Essen. . Sämtliche Träger erwarten mit Spannung den Verlauf des angekündigten Streiks in städtischen Betreuungseinrichtungen. Es geht mehr als um Geld

Der drohende, unbefristete Streik an Kitas und den Ganztagsbetrieben der Grundschulen betrifft nur städtische Einrichtungen – doch mit Spannung verfolgen alle anderen Träger von Kindertagesstätten die Entwicklung der nächsten Wochen: „Die Tarifauseinandersetzung hat Bedeutung für alle“, erklärt Wolf Ambauer, Geschäftsführer der Essener Arbeiterwohlfahrt (AWo, 19 Kitas in Essen). Mit erfahrungsgemäß einiger zeitlicher Verzögerung werden die Tarifverträge, die freie Träger oder Kirchen mit ihren Angestellten haben, stets an die ausgehandelten Verhältnisse des Öffentlichen Dienstes angepasst.

Ulrich Spie, der Vorsitzende des Essener Kinderschutzbundes (sieben Kitas im Stadtgebiet), befürchtet, dass ein neuer Tarifabschluss zugunsten der Angestellten im öffentlichen Dienst die freien Träger in erhebliche finanzielle Probleme bereiten könnte: „Wir müssen die Gehälter schließlich anpassen. Dafür müssten auch flächendeckend Mittel bereitgestellt werden.“

Wobei die meisten Beteiligten davon ausgehen, dass bei deutlichen Gehaltssteigerungen in Sozialberufen auch bundes- oder landesweit die Finanzierungsmodalitäten geändert werden würden: „Für die Kindertagesstätten würde das bedeuten, dass die Kindpauschalen deutlich nach oben angehoben werden müssen“, prognostiziert Björn-Enno Hermans, Geschäftsführer des Sozialdienstes katholischer Frauen (SkF, sechs Kitas im Stadtgebiet).

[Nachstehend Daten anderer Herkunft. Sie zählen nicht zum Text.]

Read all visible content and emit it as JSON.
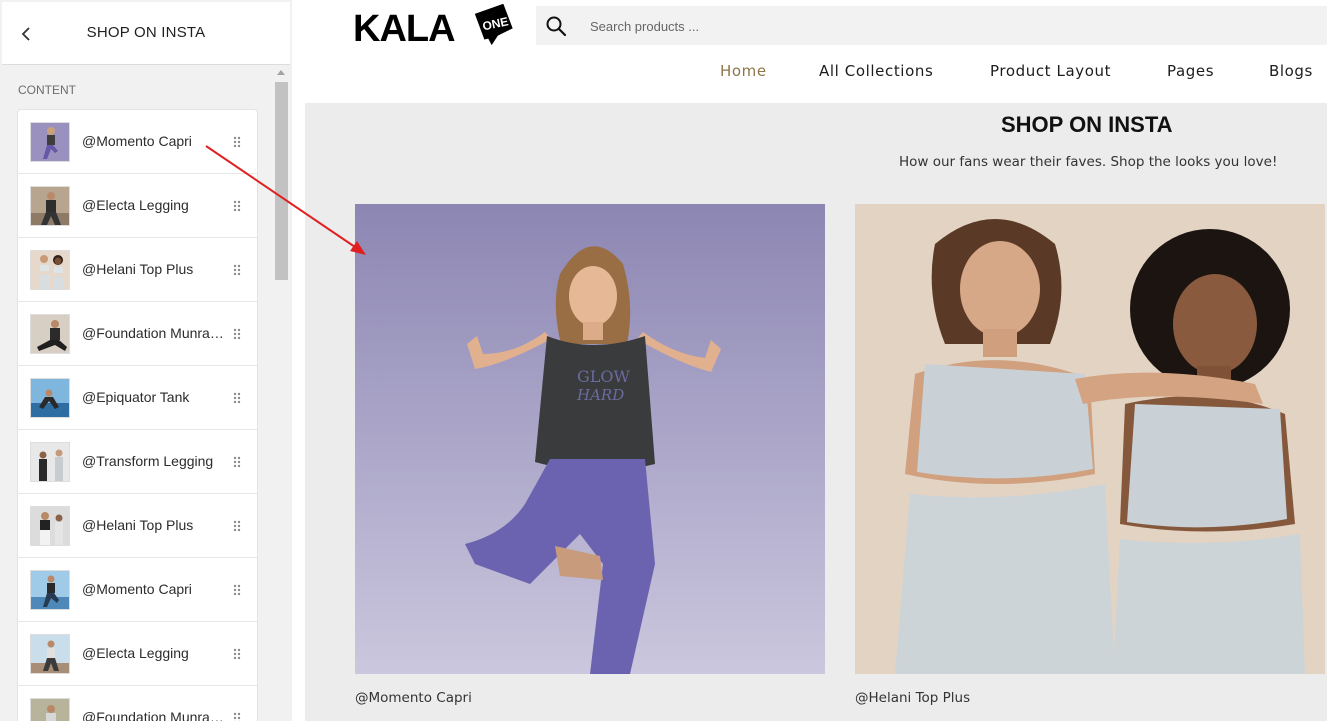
{
  "editor": {
    "back_icon": "chevron-left-icon",
    "title": "SHOP ON INSTA",
    "content_label": "CONTENT",
    "items": [
      {
        "label": "@Momento Capri"
      },
      {
        "label": "@Electa Legging"
      },
      {
        "label": "@Helani Top Plus"
      },
      {
        "label": "@Foundation Munrap Tank"
      },
      {
        "label": "@Epiquator Tank"
      },
      {
        "label": "@Transform Legging"
      },
      {
        "label": "@Helani Top Plus"
      },
      {
        "label": "@Momento Capri"
      },
      {
        "label": "@Electa Legging"
      },
      {
        "label": "@Foundation Munrap Tank"
      }
    ]
  },
  "store": {
    "logo_text": "KALA",
    "logo_badge": "ONE",
    "search": {
      "placeholder": "Search products ..."
    },
    "nav": [
      {
        "label": "Home",
        "active": true
      },
      {
        "label": "All Collections",
        "active": false
      },
      {
        "label": "Product Layout",
        "active": false
      },
      {
        "label": "Pages",
        "active": false
      },
      {
        "label": "Blogs",
        "active": false
      }
    ],
    "accent_color": "#8e7648"
  },
  "section": {
    "title": "SHOP ON INSTA",
    "subtitle": "How our fans wear their faves. Shop the looks you love!",
    "cards": [
      {
        "caption": "@Momento Capri",
        "shirt_text_1": "GLOW",
        "shirt_text_2": "HARD"
      },
      {
        "caption": "@Helani Top Plus"
      }
    ]
  },
  "annotation": {
    "color": "#e02020"
  }
}
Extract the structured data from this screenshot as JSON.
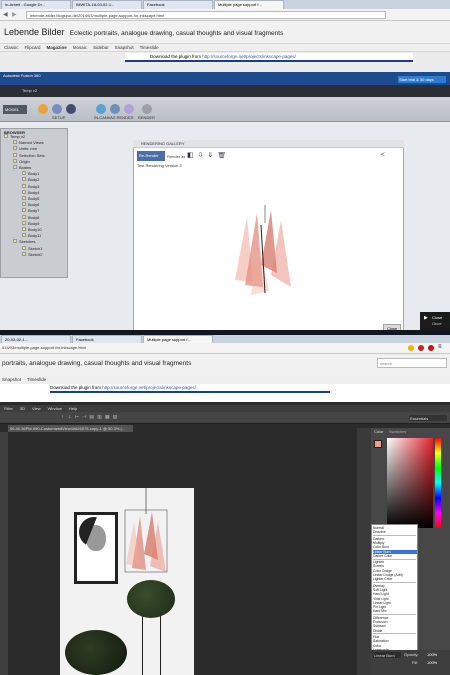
{
  "browser1": {
    "tabs": [
      "In-Arbeit - Google Dr...",
      "IMWITA-18-03-02-1...",
      "Facebook",
      "Multiple page support f..."
    ],
    "url": "lebende-bilder.blogspot.de/2014/03/multiple-page-support-for-inkscape.html"
  },
  "blog": {
    "title": "Lebende Bilder",
    "tagline": "Eclectic portraits, analogue drawing, casual thoughts and visual fragments",
    "nav": [
      "Classic",
      "Flipcard",
      "Magazine",
      "Mosaic",
      "Sidebar",
      "Snapshot",
      "Timeslide"
    ],
    "nav_selected": "Magazine",
    "download_text": "Download the plugin from",
    "download_link": "http://sourceforge.net/projects/inkscape-pages/"
  },
  "fusion": {
    "window_title": "Autodesk Fusion 360",
    "workspace": "MODEL",
    "ribbon_tab": "Temp v2",
    "toolbar_labels": [
      "SETUP",
      "IN-CANVAS RENDER",
      "RENDER"
    ],
    "cta": "Start trial & 30 days",
    "browser_title": "BROWSER",
    "browser_items": [
      "Temp v2",
      "Named Views",
      "Units: mm",
      "Selection Sets",
      "Origin",
      "Bodies",
      "Body1",
      "Body2",
      "Body3",
      "Body4",
      "Body5",
      "Body6",
      "Body7",
      "Body8",
      "Body9",
      "Body10",
      "Body11",
      "Sketches",
      "Sketch1",
      "Sketch2"
    ],
    "gallery_title": "RENDERING GALLERY",
    "gallery_button": "Re-Render",
    "gallery_label": "Render as",
    "gallery_item": "Test Rendering Version 3",
    "close_label": "Close",
    "side_close": "Close",
    "side_note": "Once"
  },
  "browser2": {
    "tabs": [
      "20-03-02-1...",
      "Facebook",
      "Multiple page support f..."
    ],
    "url": "014/03/multiple-page-support-for-inkscape.html",
    "tagline": "portraits, analogue drawing, casual thoughts and visual fragments",
    "search_placeholder": "search",
    "nav": [
      "Snapshot",
      "Timeslide"
    ],
    "download_text": "Download the plugin from",
    "download_link": "http://sourceforge.net/projects/inkscape-pages/"
  },
  "photoshop": {
    "menu": [
      "Filter",
      "3D",
      "View",
      "Window",
      "Help"
    ],
    "doc_tab": "06.40.36PM-990-CustomizedView40626076-copy-1 @ 50.3% (...",
    "mode_label": "Essentials",
    "panel_tabs": [
      "Color",
      "Swatches"
    ],
    "blend_modes": [
      [
        "Normal",
        "Dissolve"
      ],
      [
        "Darken",
        "Multiply",
        "Color Burn",
        "Linear Burn",
        "Darker Color"
      ],
      [
        "Lighten",
        "Screen",
        "Color Dodge",
        "Linear Dodge (Add)",
        "Lighter Color"
      ],
      [
        "Overlay",
        "Soft Light",
        "Hard Light",
        "Vivid Light",
        "Linear Light",
        "Pin Light",
        "Hard Mix"
      ],
      [
        "Difference",
        "Exclusion",
        "Subtract",
        "Divide"
      ],
      [
        "Hue",
        "Saturation",
        "Color",
        "Luminosity"
      ]
    ],
    "blend_selected": "Linear Burn",
    "layer_mode": "Linear Burn",
    "opacity_label": "Opacity:",
    "opacity_value": "100%",
    "fill_label": "Fill:",
    "fill_value": "100%"
  },
  "colors": {
    "fusion_blue": "#1f4a8c",
    "cta_blue": "#2b7cd3",
    "render_red": "#d9604e",
    "ps_dark": "#2b2b2b"
  }
}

Mit „größtem Interesse“ verfolgt Hermans jetzt die Entwicklungen bei den städtischen Einrichtungen, nicht nur wegen Fragen der Finanzierung: „Dieser Streik wird ein großer Test darüber, ob die Gesellschaft wirklich dazu bereit ist, den Sozialberufen mehr Wertschätzung in Form von besserer Bezahlung zukommen zu lassen.“ Da sei die Arbeit mit Kindern erst der Anfang, findet Hermans: „Als nächstes wäre die Frage, ob die Altenpfleger gerecht entlohnt werden.“

Wolf Ambauer (Arbeiterwohlfahrt) teilt zwar die Ziele derjenigen, die jetzt in den Streik treten wollen, hält aber den Plan, den Streik unbefristet anzulegen, für „vollkommen überzogen“: „Die Solidarität der betroffenen Eltern“, prognostiziert Ambauer, „wird nach wenigen Tagen wegbrechen, da bin ich ziemlich sicher.“ Vergleichbare Vorgänge hat Ambauer bei sich im Haus erlebt, als bis Dezember 2013 Kitas und Sozialeinrichtungen der AWo dreimal bestreikt wurden. Auch Ulrich Spie findet, bei allem Verständnis für die Belange der Angestellten in Sozialberufen: „Dieser Streik wird, wenn er kommt, auf dem Rücken von Eltern und Kindern ausgetragen.“

Verdi-Fachbereichsleiterin Martina Peil hält dagegen: „Von unseren Bemühungen profitieren alle.“ Entsprechend setzt die Gewerkschaft auf eine lang anhaltende Solidarität und das Verständnis derjenigen, die womöglich ab Ende nächster Woche bei der Betreuung ihrer Kinder täglich neu improvisieren müssen.